Are there exceptions to the duty to render assistance?

In principle, the duty to provide assistance applies to everyone, but there are legally recognized exceptions. Assistance is not required if the person would thereby seriously endanger themselves or if important other duties conflict. For example, no one must risk their own health or life or act in such a way that they would suffer substantial personal harm. Pregnant women, frail persons, or minors may only be expected to help within limited means. In cases of competing duties, a careful balancing is necessary, for example when a doctor has to choose between several patients. Moreover, no one is required to provide inappropriate or useless assistance when sufficient help is already present or the measure would objectively be futile.

What is meant by “required” and “reasonable” assistance?

Required assistance is any help suitable to reduce, eliminate, or at least somehow diminish the danger to the victim. The assistance must always be judged by the circumstances of the individual case. For example, in an accident it is often sufficient to notify emergency services or to provide first aid, as far as this is possible for a layperson. Assistance is only considered reasonable if it can be provided without significant personal danger or major disadvantage to the helper. The demands increase if the helper has knowledge, skills, or resources that others lack, for example trained paramedics or doctors. However, the limit of reasonableness is always reached when major negative consequences threaten the helper.
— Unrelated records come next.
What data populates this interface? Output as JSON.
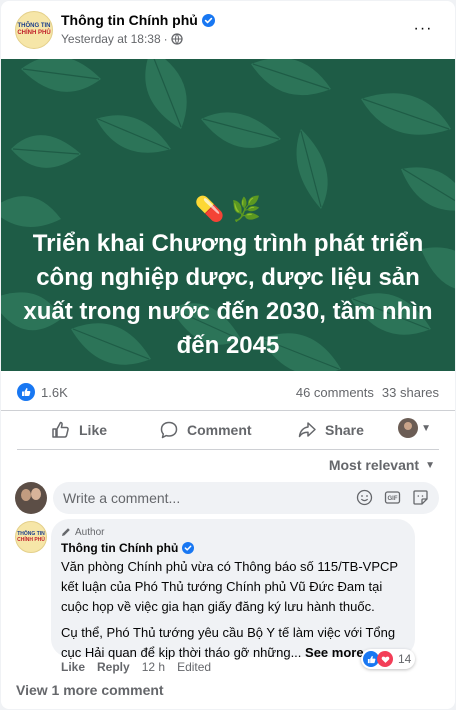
{
  "post": {
    "page_name": "Thông tin Chính phủ",
    "avatar_text_line1": "THÔNG TIN",
    "avatar_text_line2": "CHÍNH PHỦ",
    "timestamp": "Yesterday at 18:38",
    "meta_separator": "·",
    "privacy_icon": "globe-icon",
    "more_label": "···"
  },
  "banner": {
    "emojis": "💊 🌿",
    "title": "Triển khai Chương trình phát triển công nghiệp dược, dược liệu sản xuất trong nước đến 2030, tầm nhìn đến 2045",
    "background_color": "#1e5c46"
  },
  "stats": {
    "reactions": "1.6K",
    "comments": "46 comments",
    "shares": "33 shares"
  },
  "actions": {
    "like": "Like",
    "comment": "Comment",
    "share": "Share"
  },
  "comments_section": {
    "sort_label": "Most relevant",
    "composer_placeholder": "Write a comment...",
    "view_more": "View 1 more comment"
  },
  "top_comment": {
    "author_tag": "Author",
    "name": "Thông tin Chính phủ",
    "avatar_text_line1": "THÔNG TIN",
    "avatar_text_line2": "CHÍNH PHỦ",
    "paragraph1": "Văn phòng Chính phủ vừa có Thông báo số 115/TB-VPCP kết luận của Phó Thủ tướng Chính phủ Vũ Đức Đam tại cuộc họp về việc gia hạn giấy đăng ký lưu hành thuốc.",
    "paragraph2": "Cụ thể, Phó Thủ tướng yêu cầu Bộ Y tế làm việc với Tổng cục Hải quan để kịp thời tháo gỡ những...",
    "see_more": "See more",
    "like_label": "Like",
    "reply_label": "Reply",
    "time": "12 h",
    "edited": "Edited",
    "reaction_count": "14"
  },
  "colors": {
    "accent": "#1877f2",
    "heart": "#f33e58",
    "secondary_text": "#65676b"
  }
}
Who is obliged to render assistance?

In principle, every person who perceives an emergency is legally obliged to provide assistance — regardless of age, nationality, or occupation. Even minors and children may be required to help according to their age and personal abilities. For certain professions (such as doctors, paramedics, police officers, or supervisors), additional requirements may apply beyond the general legal obligation due to professional regulations. Even if several people witness an emergency, each individual is obliged to assist; however, to avoid duplication, when help is obviously already being provided, no separate action is required.

What is the evidentiary situation in prosecutions for failure to render assistance?
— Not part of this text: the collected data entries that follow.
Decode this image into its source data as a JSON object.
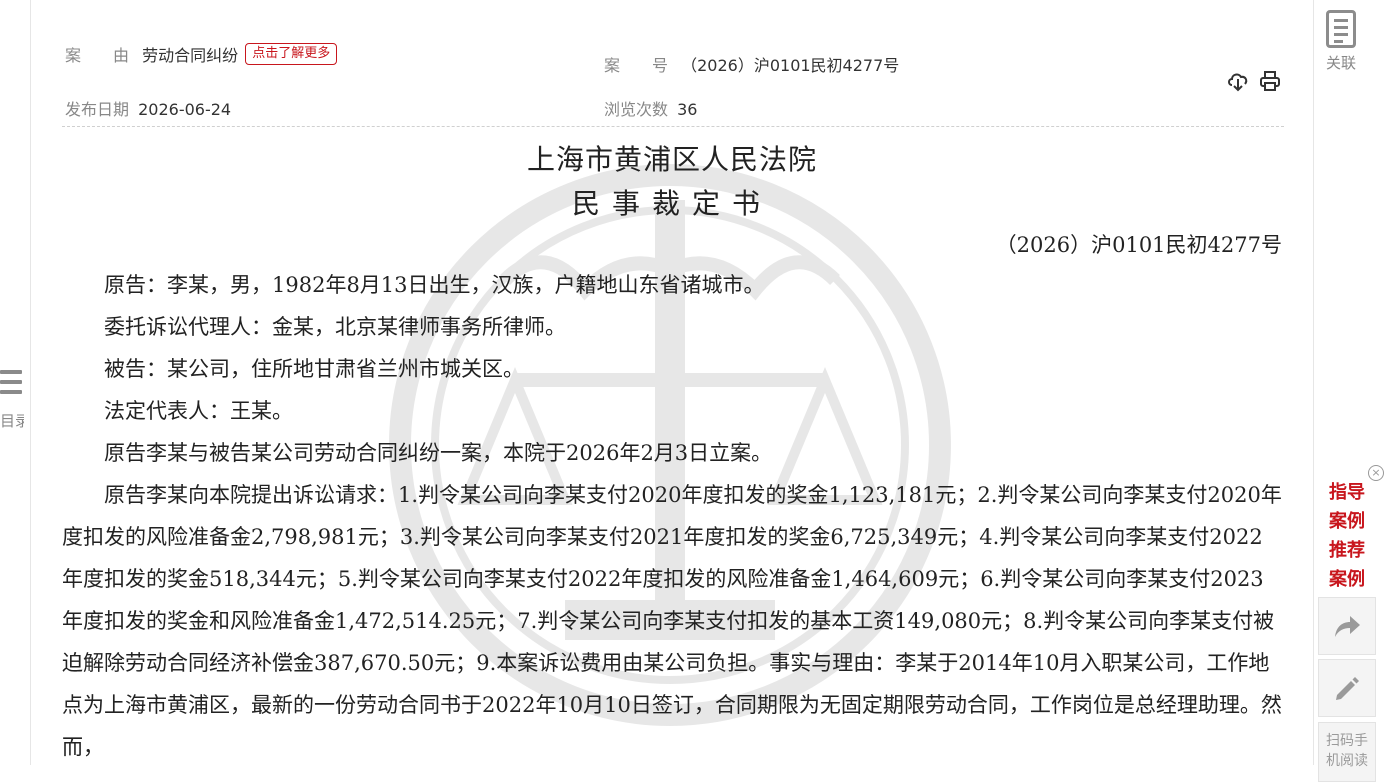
{
  "meta": {
    "cause_label": "案　　由",
    "cause_value": "劳动合同纠纷",
    "cause_badge": "点击了解更多",
    "caseno_label": "案　　号",
    "caseno_value": "（2026）沪0101民初4277号",
    "pubdate_label": "发布日期",
    "pubdate_value": "2026-06-24",
    "views_label": "浏览次数",
    "views_value": "36"
  },
  "sidebar_left": {
    "toc_label": "目录"
  },
  "sidebar_right": {
    "related_label": "关联",
    "guide_line1": "指导",
    "guide_line2": "案例",
    "guide_line3": "推荐",
    "guide_line4": "案例",
    "close_symbol": "×",
    "qr_line1": "扫码手",
    "qr_line2": "机阅读"
  },
  "document": {
    "court": "上海市黄浦区人民法院",
    "title": "民事裁定书",
    "case_number": "（2026）沪0101民初4277号",
    "paragraphs": [
      "原告：李某，男，1982年8月13日出生，汉族，户籍地山东省诸城市。",
      "委托诉讼代理人：金某，北京某律师事务所律师。",
      "被告：某公司，住所地甘肃省兰州市城关区。",
      "法定代表人：王某。",
      "原告李某与被告某公司劳动合同纠纷一案，本院于2026年2月3日立案。",
      "原告李某向本院提出诉讼请求：1.判令某公司向李某支付2020年度扣发的奖金1,123,181元；2.判令某公司向李某支付2020年度扣发的风险准备金2,798,981元；3.判令某公司向李某支付2021年度扣发的奖金6,725,349元；4.判令某公司向李某支付2022年度扣发的奖金518,344元；5.判令某公司向李某支付2022年度扣发的风险准备金1,464,609元；6.判令某公司向李某支付2023年度扣发的奖金和风险准备金1,472,514.25元；7.判令某公司向李某支付扣发的基本工资149,080元；8.判令某公司向李某支付被迫解除劳动合同经济补偿金387,670.50元；9.本案诉讼费用由某公司负担。事实与理由：李某于2014年10月入职某公司，工作地点为上海市黄浦区，最新的一份劳动合同书于2022年10月10日签订，合同期限为无固定期限劳动合同，工作岗位是总经理助理。然而，"
    ]
  },
  "icons": {
    "toc": "list-icon",
    "related": "document-icon",
    "download": "cloud-download-icon",
    "print": "printer-icon",
    "share": "share-icon",
    "edit": "pencil-icon",
    "watermark": "court-emblem-watermark"
  },
  "colors": {
    "accent": "#c8161d",
    "muted": "#888888",
    "text": "#222222"
  }
}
In criminal proceedings, the prosecution must prove that the accused became aware of an emergency and nevertheless wrongfully failed to act, even though providing assistance was possible and reasonable. This proof often relies on witness statements, surveillance videos, medical reports, and other evidence. It must be shown that the possibility to help actually existed and that consequences resulted from or were at least not averted by the failure to act. Determining the accused’s subjective perception of an emergency plays a central role.

What role does the scope of assistance play in liability?
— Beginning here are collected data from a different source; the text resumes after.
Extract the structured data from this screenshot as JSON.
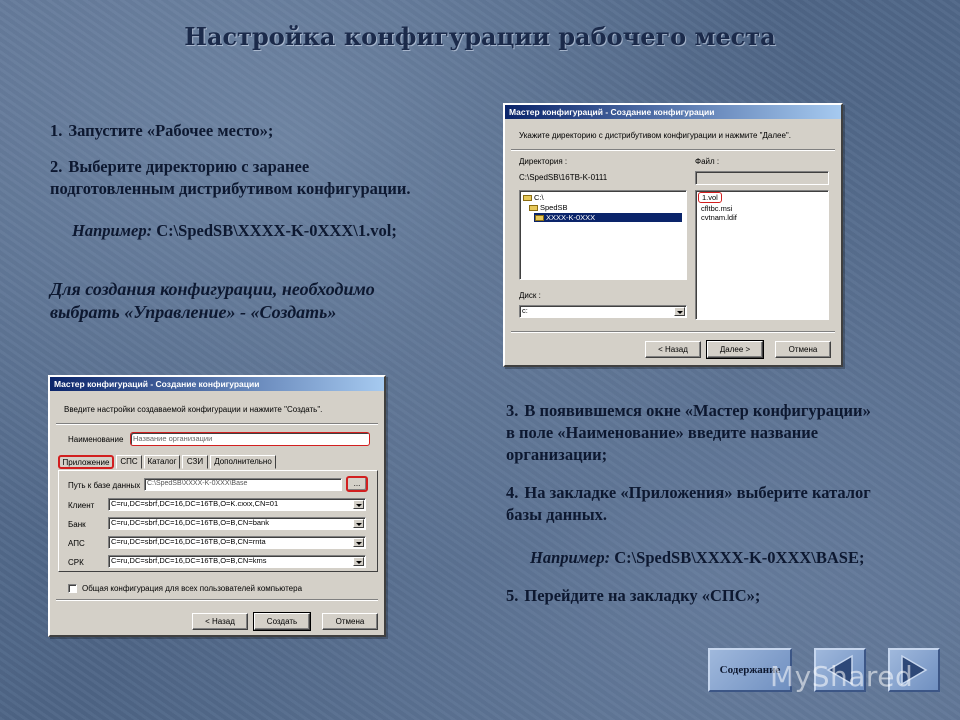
{
  "slide": {
    "title": "Настройка конфигурации рабочего места",
    "step1_num": "1.",
    "step1": "Запустите «Рабочее место»;",
    "step2_num": "2.",
    "step2_line1": "Выберите директорию с заранее",
    "step2_line2": "подготовленным дистрибутивом конфигурации.",
    "example1_label": "Например:",
    "example1_value": " C:\\SpedSB\\XXXX-K-0XXX\\1.vol;",
    "callout_line1": "Для создания конфигурации, необходимо",
    "callout_line2": "выбрать «Управление» - «Создать»",
    "step3_num": "3.",
    "step3_line1": "В появившемся окне «Мастер конфигурации»",
    "step3_line2": "в поле «Наименование» введите название",
    "step3_line3": "организации;",
    "step4_num": "4.",
    "step4_line1": "На закладке «Приложения» выберите каталог",
    "step4_line2": "базы данных.",
    "example2_label": "Например:",
    "example2_value": " C:\\SpedSB\\XXXX-K-0XXX\\BASE;",
    "step5_num": "5.",
    "step5": "Перейдите на закладку «СПС»;"
  },
  "wizard_dir": {
    "title": "Мастер конфигураций - Создание конфигурации",
    "instruction": "Укажите директорию с дистрибутивом конфигурации и нажмите \"Далее\".",
    "dir_label": "Директория :",
    "dir_path": "C:\\SpedSB\\16TB-K-0111",
    "file_label": "Файл :",
    "tree": [
      "C:\\",
      "SpedSB",
      "XXXX-K-0XXX"
    ],
    "files": [
      "1.vol",
      "cfltbc.msi",
      "cvtnam.ldif"
    ],
    "disk_label": "Диск :",
    "disk_value": "c:",
    "back_button": "< Назад",
    "next_button": "Далее >",
    "cancel_button": "Отмена"
  },
  "wizard_create": {
    "title": "Мастер конфигураций - Создание конфигурации",
    "instruction": "Введите настройки создаваемой конфигурации и нажмите \"Создать\".",
    "name_label": "Наименование",
    "name_value": "Название организации",
    "tabs": [
      "Приложение",
      "СПС",
      "Каталог",
      "СЗИ",
      "Дополнительно"
    ],
    "db_path_label": "Путь к базе данных",
    "db_path_value": "C:\\SpedSB\\XXXX-K-0XXX\\Base",
    "browse_button": "...",
    "rows": [
      {
        "label": "Клиент",
        "value": "C=ru,DC=sbrf,DC=16,DC=16TB,O=K.cxxx,CN=01"
      },
      {
        "label": "Банк",
        "value": "C=ru,DC=sbrf,DC=16,DC=16TB,O=B,CN=bank"
      },
      {
        "label": "АПС",
        "value": "C=ru,DC=sbrf,DC=16,DC=16TB,O=B,CN=rnta"
      },
      {
        "label": "СРК",
        "value": "C=ru,DC=sbrf,DC=16,DC=16TB,O=B,CN=kms"
      }
    ],
    "shared_checkbox": "Общая конфигурация для всех пользователей компьютера",
    "back_button": "< Назад",
    "create_button": "Создать",
    "cancel_button": "Отмена"
  },
  "nav": {
    "contents_button": "Содержание",
    "watermark": "MyShared"
  }
}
For liability, it is sufficient if any suitable, required, and reasonable assistance is omitted. Optimal or the most extensive help is not necessary. Simple acts, such as making an emergency call or warning others, are often enough. Conversely, merely watching is not sufficient, even if others are already helping. Liability for omission does not exist if help would objectively be useless or if sufficient help is already being provided. The standard always depends on the specific case and on the abilities and possibilities of the helper.

Can failure to render assistance have civil law consequences?

Yes, in addition to criminal liability, failure to fulfill the duty to help can also result in civil claims for damages. If omitting assistance results in harm to the victim, the latter may claim compensation — potentially under Section 823 subsection 2 of the Civil Code in conjunction with Section 323c StGB. Claims for pain and suffering or reimbursement by social insurance carriers may also arise if the failure to help was causally connected with the harm. Civil liability exists independently of criminal proceedings and can be asserted in parallel.